I think that I am going to try to pack mine in the back of the drawer. It is time to be the artist who I was meant to be. I will today tell the inner voice “Ciúnas! ” and I suggest that you do the same.
Three days of insomnia has me Maudlin and Derpy…and oddly enough it has made me more productive. I have been writing more in the last three days than I have a month prior. I feel like my brain is on fire…and it is not necessarily a bad thing. I was starting to worry….2019 has not been seeing much writing from me. I had ideas…folders full. It was not a lack of ability, or ideas. Ability never leaves. Not truely, though we sometimes feel like it has. It is similar to the question of whether you would want to have talent or skill. I have, I think, broached that topic on this blog before.
No, my issue was something broader. I couldn’t seem to create. I was in a fog. I could write, but it was like pouring molasses out in winter. Last year I was writing like a madwoman. Poetry and novel both were going out well. It was colder and felt like winter last year. This year it has been muddy and wet, and I have been feeling it. I am a spring child. I love my cooler temps, but I hate the deep cold of winter. I have not had the winter I was expecting. It feels like I am whining.
So, three days ago I sat in front of my computer. I usually do my writing on my phone. The computer is for editing and layout usually. I just wanted to try something different, hoping to snap myself out of the funk. Routine is often a writer’s best tool…I am the exception to that. I get panicky over routine. I obsess over it. Which takes away productivity. So, I was trying to put some randomness back into my writing. I chose a story that I had barely touched. Something I have less invested in. So if I failed in writing it would not hurt Serena’s Life, Guilt and Undeath. I got a little over a thousand words written. Suddenly, Poetry and stories were flowing.
Then my brain wouldn’t shut down. It was like I had to make up all of the time I had lost. So today I am tired. This wasn’t what I planned to post, but for the life of me, I cannot remember what I did have planned. I hope to sleep tonight, but I will settle for just relaxing today. I will be doing more writing. I think I will put the computer in a rotation to make the writing easier. I use evernote for most of my writing anyway, and I have it on my computer to make things easier.

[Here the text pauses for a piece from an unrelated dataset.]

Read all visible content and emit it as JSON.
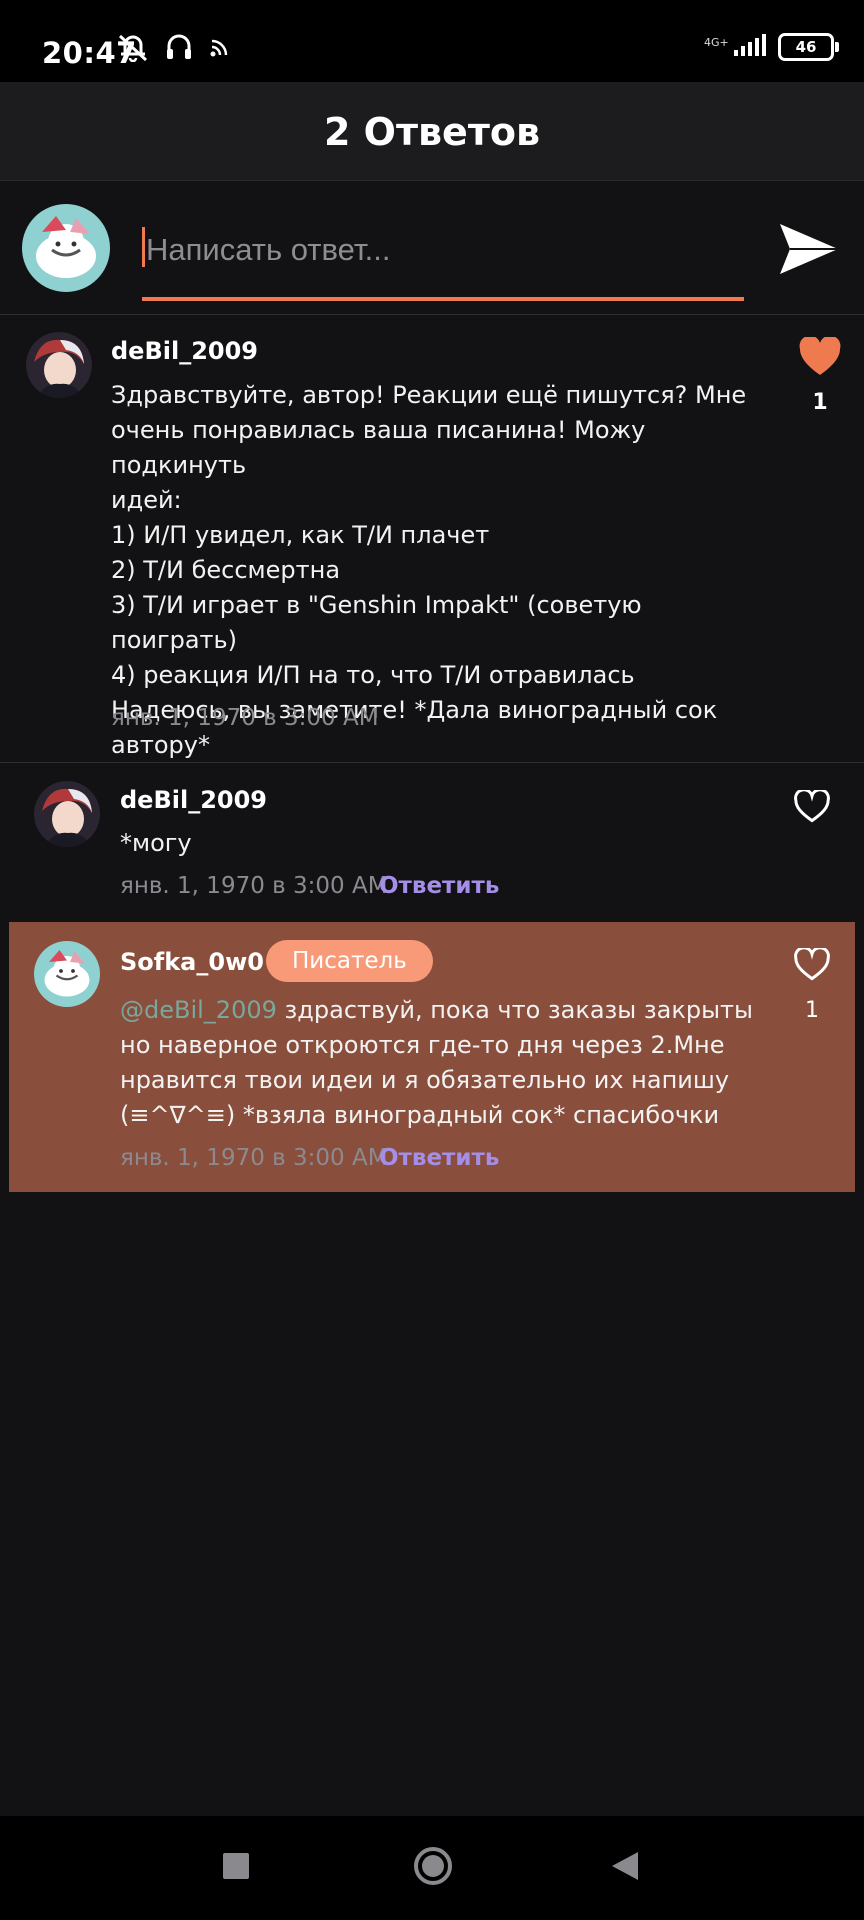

Nothing I can do about the insomnia, it happens often enough. I can control my writing though, to some extent. I can seek to improve my craft, make it easier for me to do what I need to do.
Fridays, I usually do writing advice on my Blog, Instead I will be posting a couple of word games to give my brain a break. So, I will leave you with a question. What do you do for routines? What can you do to improve your outlook, or your craft?